Review: This was a novel that I was very excited to read because its premise was just so intriguing. I wasn’t expecting it to be as good as it was!

What really made this novel for me was that there were a lot of themes that made up this story. It wasn’t just about cellular memory (which was a big component of the story) but it also deals with problems within the justice system, and the positives and negatives of vigilante behaviour. All of these themes gave the story a lot more complexity and depth, making it a more enjoyable read. There are also multiple POV’s used in this novel and that also helped make this novel fully fleshed out. The great thing about the different characters was that the author created strong, well developed connections between them; the different relationships were believable and ensured that important details were presented to the reader.

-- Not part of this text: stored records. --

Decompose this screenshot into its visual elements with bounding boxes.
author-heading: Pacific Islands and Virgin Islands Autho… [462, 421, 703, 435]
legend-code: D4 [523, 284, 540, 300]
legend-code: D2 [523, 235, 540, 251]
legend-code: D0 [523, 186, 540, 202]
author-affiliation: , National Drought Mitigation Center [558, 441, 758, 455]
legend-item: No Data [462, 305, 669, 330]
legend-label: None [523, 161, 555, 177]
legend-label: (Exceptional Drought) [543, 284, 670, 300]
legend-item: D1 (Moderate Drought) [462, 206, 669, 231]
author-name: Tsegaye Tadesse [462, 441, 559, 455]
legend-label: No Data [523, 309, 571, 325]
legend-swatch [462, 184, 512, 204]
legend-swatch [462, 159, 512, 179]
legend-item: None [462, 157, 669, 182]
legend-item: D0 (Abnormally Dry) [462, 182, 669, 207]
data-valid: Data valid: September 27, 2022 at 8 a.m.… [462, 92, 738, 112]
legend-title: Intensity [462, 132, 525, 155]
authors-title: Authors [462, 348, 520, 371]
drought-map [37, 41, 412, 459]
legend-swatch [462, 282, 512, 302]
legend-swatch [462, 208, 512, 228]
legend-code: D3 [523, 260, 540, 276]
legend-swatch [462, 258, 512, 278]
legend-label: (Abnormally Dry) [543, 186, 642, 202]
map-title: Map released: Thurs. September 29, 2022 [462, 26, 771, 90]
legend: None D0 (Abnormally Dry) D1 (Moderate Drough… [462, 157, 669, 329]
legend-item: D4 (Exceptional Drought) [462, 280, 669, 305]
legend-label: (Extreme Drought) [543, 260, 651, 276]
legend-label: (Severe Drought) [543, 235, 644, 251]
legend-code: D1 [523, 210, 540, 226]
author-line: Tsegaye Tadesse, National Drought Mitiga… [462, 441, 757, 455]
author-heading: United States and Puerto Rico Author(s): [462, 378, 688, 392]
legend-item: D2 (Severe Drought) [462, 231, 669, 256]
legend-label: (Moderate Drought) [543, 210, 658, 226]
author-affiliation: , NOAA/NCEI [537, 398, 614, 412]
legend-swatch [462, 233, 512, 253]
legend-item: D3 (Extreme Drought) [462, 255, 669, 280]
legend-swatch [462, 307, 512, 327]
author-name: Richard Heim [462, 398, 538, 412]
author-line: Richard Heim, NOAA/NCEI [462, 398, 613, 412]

The story also had really great pacing and so many twists! There is something constantly happening, but it is all very well thought out and not random in the slightest; the author does a fantastic job of connecting all of the different events. Every time I thought I had discovered the plot twist of the story, the author would throw in another one! It just made it such a compelling read, and it increased the depth – and scope – of the story.

The only thing I did not like was the conversation style between Joshua and his new friend, Ollilia. It was hard to imagine them as teenagers because their style of talking was a little awkward, and I couldn’t sense the connection that the author was trying to create. This was the only connection that I felt wasn’t concrete in the whole story.